James Francis Cooke (November 14, 1875, Bay City, Michigan – March 3, 1960, Bala Cynwyd, Pennsylvania) was an American music educator. He was a pianist, composer, playwright, journalist, author (including novels and of books on musical history and theory), a president of Theodore Presser music publishers from 1925 to 1936, and editor of The Etude music magazine from 1907 to 1950, or 1913 to 1956. He taught piano for more than twenty years in New York, led choral clubs and taught voice. He also gave music-topic lectures.
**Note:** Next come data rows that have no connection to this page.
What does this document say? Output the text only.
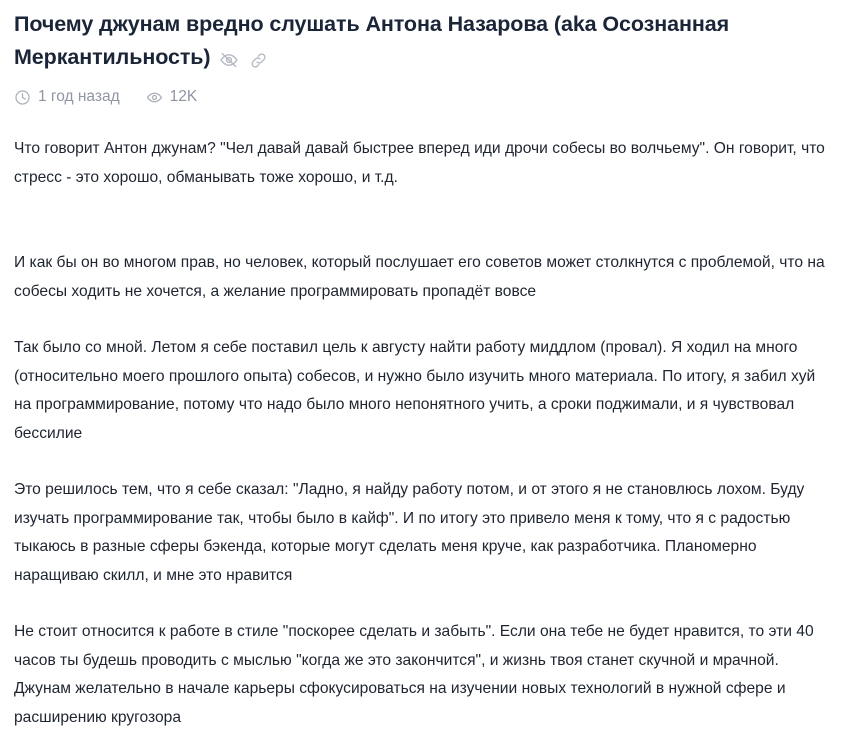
Почему джунам вредно слушать Антона Назарова (aka Осознанная Меркантильность)
1 год назад	12K

Что говорит Антон джунам? "Чел давай давай быстрее вперед иди дрочи собесы во волчьему". Он говорит, что стресс - это хорошо, обманывать тоже хорошо, и т.д.

И как бы он во многом прав, но человек, который послушает его советов может столкнутся с проблемой, что на собесы ходить не хочется, а желание программировать пропадёт вовсе

Так было со мной. Летом я себе поставил цель к августу найти работу миддлом (провал). Я ходил на много (относительно моего прошлого опыта) собесов, и нужно было изучить много материала. По итогу, я забил хуй на программирование, потому что надо было много непонятного учить, а сроки поджимали, и я чувствовал бессилие

Это решилось тем, что я себе сказал: "Ладно, я найду работу потом, и от этого я не становлюсь лохом. Буду изучать программирование так, чтобы было в кайф". И по итогу это привело меня к тому, что я с радостью тыкаюсь в разные сферы бэкенда, которые могут сделать меня круче, как разработчика. Планомерно наращиваю скилл, и мне это нравится

Не стоит относится к работе в стиле "поскорее сделать и забыть". Если она тебе не будет нравится, то эти 40 часов ты будешь проводить с мыслью "когда же это закончится", и жизнь твоя станет скучной и мрачной. Джунам желательно в начале карьеры сфокусироваться на изучении новых технологий в нужной сфере и расширению кругозора
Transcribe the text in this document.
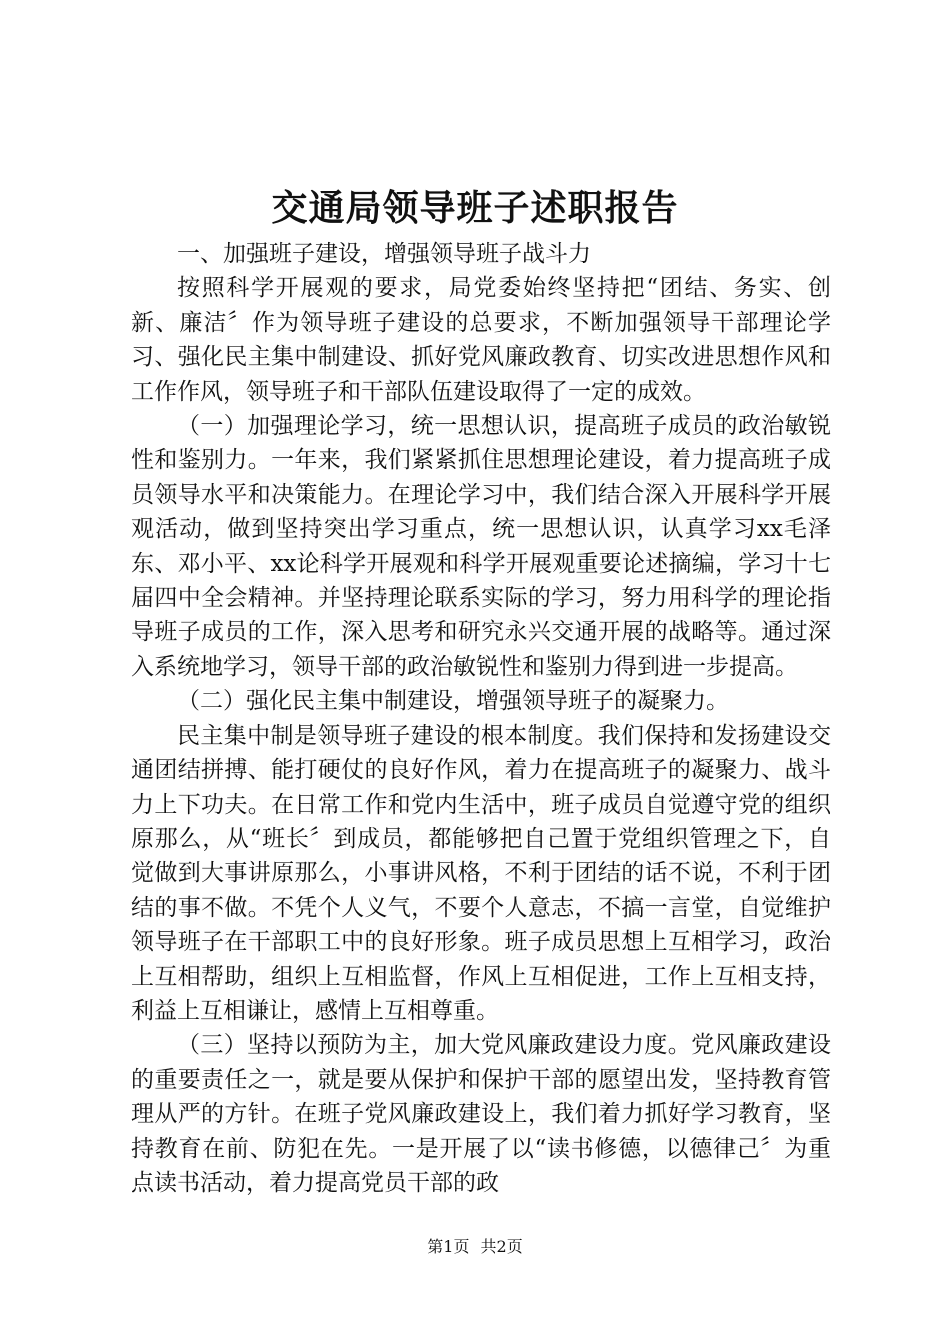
交通局领导班子述职报告

一、加强班子建设，增强领导班子战斗力

按照科学开展观的要求，局党委始终坚持把“团结、务实、创新、廉洁〞作为领导班子建设的总要求，不断加强领导干部理论学习、强化民主集中制建设、抓好党风廉政教育、切实改进思想作风和工作作风，领导班子和干部队伍建设取得了一定的成效。

（一）加强理论学习，统一思想认识，提高班子成员的政治敏锐性和鉴别力。一年来，我们紧紧抓住思想理论建设，着力提高班子成员领导水平和决策能力。在理论学习中，我们结合深入开展科学开展观活动，做到坚持突出学习重点，统一思想认识，认真学习xx毛泽东、邓小平、xx论科学开展观和科学开展观重要论述摘编，学习十七届四中全会精神。并坚持理论联系实际的学习，努力用科学的理论指导班子成员的工作，深入思考和研究永兴交通开展的战略等。通过深入系统地学习，领导干部的政治敏锐性和鉴别力得到进一步提高。

（二）强化民主集中制建设，增强领导班子的凝聚力。

民主集中制是领导班子建设的根本制度。我们保持和发扬建设交通团结拼搏、能打硬仗的良好作风，着力在提高班子的凝聚力、战斗力上下功夫。在日常工作和党内生活中，班子成员自觉遵守党的组织原那么，从“班长〞到成员，都能够把自己置于党组织管理之下，自觉做到大事讲原那么，小事讲风格，不利于团结的话不说，不利于团结的事不做。不凭个人义气，不要个人意志，不搞一言堂，自觉维护领导班子在干部职工中的良好形象。班子成员思想上互相学习，政治上互相帮助，组织上互相监督，作风上互相促进，工作上互相支持，利益上互相谦让，感情上互相尊重。

（三）坚持以预防为主，加大党风廉政建设力度。党风廉政建设的重要责任之一，就是要从保护和保护干部的愿望出发，坚持教育管理从严的方针。在班子党风廉政建设上，我们着力抓好学习教育，坚持教育在前、防犯在先。一是开展了以“读书修德，以德律己〞为重点读书活动，着力提高党员干部的政

第1页 共2页
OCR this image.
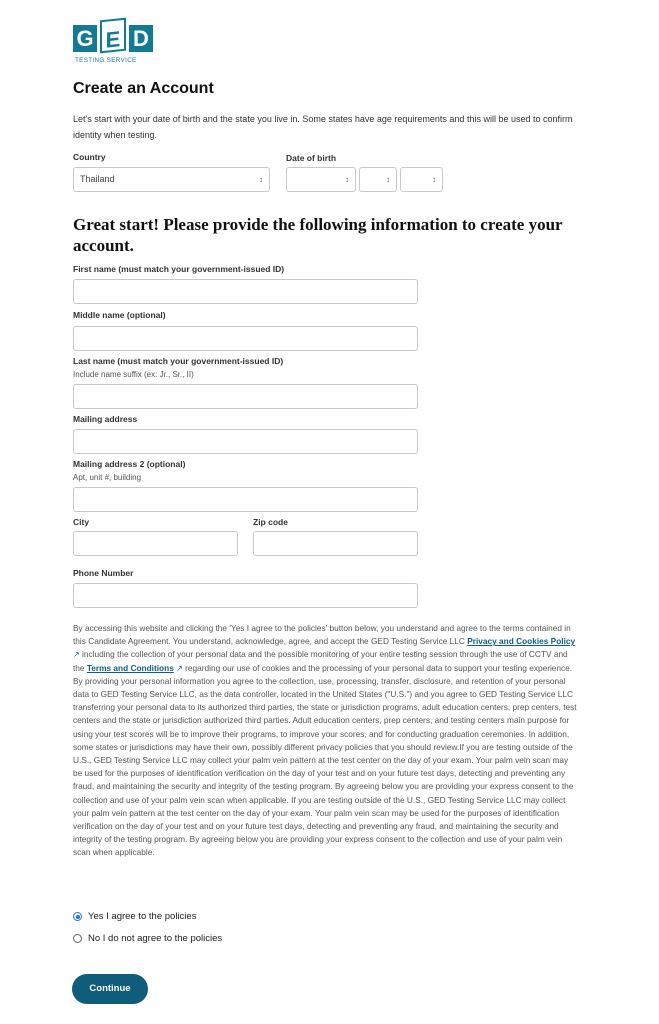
G E D
TESTING SERVICE
Create an Account

Let's start with your date of birth and the state you live in. Some states have age requirements and this will be used to confirm identity when testing.

Country
Thailand	↕
Date of birth
↕	↕	↕
Great start! Please provide the following information to create your account.
First name (must match your government-issued ID)
Middle name (optional)
Last name (must match your government-issued ID)
Include name suffix (ex: Jr., Sr., II)
Mailing address
Mailing address 2 (optional)
Apt, unit #, building
City	Zip code
Phone Number

By accessing this website and clicking the 'Yes I agree to the policies' button below, you understand and agree to the terms contained in this Candidate Agreement. You understand, acknowledge, agree, and accept the GED Testing Service LLC Privacy and Cookies Policy ↗︎ including the collection of your personal data and the possible monitoring of your entire testing session through the use of CCTV and the Terms and Conditions ↗︎ regarding our use of cookies and the processing of your personal data to support your testing experience. By providing your personal information you agree to the collection, use, processing, transfer, disclosure, and retention of your personal data to GED Testing Service LLC, as the data controller, located in the United States ("U.S.") and you agree to GED Testing Service LLC transferring your personal data to its authorized third parties, the state or jurisdiction programs, adult education centers, prep centers, test centers and the state or jurisdiction authorized third parties. Adult education centers, prep centers, and testing centers main purpose for using your test scores will be to improve their programs, to improve your scores, and for conducting graduation ceremonies. In addition, some states or jurisdictions may have their own, possibly different privacy policies that you should review.If you are testing outside of the U.S., GED Testing Service LLC may collect your palm vein pattern at the test center on the day of your exam. Your palm vein scan may be used for the purposes of identification verification on the day of your test and on your future test days, detecting and preventing any fraud, and maintaining the security and integrity of the testing program. By agreeing below you are providing your express consent to the collection and use of your palm vein scan when applicable. If you are testing outside of the U.S., GED Testing Service LLC may collect your palm vein pattern at the test center on the day of your exam. Your palm vein scan may be used for the purposes of identification verification on the day of your test and on your future test days, detecting and preventing any fraud, and maintaining the security and integrity of the testing program. By agreeing below you are providing your express consent to the collection and use of your palm vein scan when applicable.

Yes I agree to the policies
No I do not agree to the policies
Continue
He was the president of the Philadelphia Music Teacher's Association for seven years. He was president of the Presser Foundation for 38 years. He was also a member of the American Society of Composers, Authors and Publishers, the Union League and the Sons of the American Revolution.

==Family==
He married Betsey Ella Beckwith (born Toledo, Ohio, 1896) in 1899. She was a concert singer. They had two sons, Carol Lincoln Cooke (born 1900, died in childhood) and Francis Sherman Cooke (born 1905). The family was recorded in the U.S. Censuses, passport application and ship's travel logs (look at see also section for links).

==Education==
Cooke was educated in the New York public schools at Brooklyn, including Boys High School. He studied music with R. Huntington Woodman, Walter Henry Hall, Charles Dunham, Dudley Buck, Ernst Eberhard and William Medorn in New York. He also studied at the Brooklyn Institute.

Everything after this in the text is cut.